Stenomesson chloranthum is a species of flowering plant in the amaryllis family, Amaryllidaceae. It is endemic to Peru. Alan Meerow and Henk van der Werff the botanists who first formally described the species, named it after its green (Latinized form of Greek χλωρός, khlōrós) flowers (Latinized form of Greek ἄνθος, ánthos).

==Description==
It is a perennial herb with a round bulb that is 2.5-4 centimeters in diameter. It has 2-3 dull, olive green leaves that are 25-29 by 2-2.5 centimeters with blunt tips. Its inflorescences are on a stem-like stalk that is 30-40 centimeters long.
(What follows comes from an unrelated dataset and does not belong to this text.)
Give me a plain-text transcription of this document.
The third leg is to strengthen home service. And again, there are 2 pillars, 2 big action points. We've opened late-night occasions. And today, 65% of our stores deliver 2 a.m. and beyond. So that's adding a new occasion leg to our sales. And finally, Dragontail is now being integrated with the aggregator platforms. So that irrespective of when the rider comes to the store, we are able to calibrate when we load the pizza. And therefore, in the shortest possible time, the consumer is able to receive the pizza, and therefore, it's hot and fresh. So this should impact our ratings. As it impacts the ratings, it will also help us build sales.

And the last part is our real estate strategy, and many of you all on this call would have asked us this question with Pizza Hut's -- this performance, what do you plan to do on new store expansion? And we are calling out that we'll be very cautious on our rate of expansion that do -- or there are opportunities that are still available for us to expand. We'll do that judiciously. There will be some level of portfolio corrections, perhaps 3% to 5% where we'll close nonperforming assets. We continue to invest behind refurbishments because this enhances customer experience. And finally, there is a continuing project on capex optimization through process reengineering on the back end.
The flowering stalk is 7-8 millimeters in diameter at its base tapering to 5 millimeters at its apex. The flowering stalk is circular and solid in cross section. Its flowers occur in clusters of 5-10 at the top of the stalk. The cluster of flowers is subtended by 2 pale green bracts that are 2.5-3 by 1-1.5 centimeters and come to a point at their tips. The pale green, bell-shaped flowers are 5.8-6.7 centimeters long. The base of the flower is a 3.5-4 centimeter tube that is 2.5-3.1 millimeters wide at the bottom and opens near the top to 8.3-9 millimeters. Atop the floral tube are 6 tepals arranged in two rows. The elliptical outer tepals are 17.7-18.5 by 8-8.5 millimeters and come to a point at their tip. The elliptical inner tepals are 16.8-18.3 by 8.3-8.9 millimeters and have blunt tips. Its flowers have 6 stamens with filaments that are 8.3-8.7 by 2.7-3 millimeters and anthers that are 3 millimeters long. Its flowers have a single thread-like style that is 6 centimeters long and topped by a 3-lobed stigma. Its flowers have an ellipsoid ovary that is 7.5-8 by 4.3-5 millimeters with 3 chambers. Each of the ovary chambers has numerous ovules. Its fruit are conical with numerous black flat seeds that have wings.

==Distribution and habitat==
Its low elevation habitat, 900 m, is notable among Peruvian Stenomesson species.

==Reproductive biology==
The pollen is shed as permanent tetrads.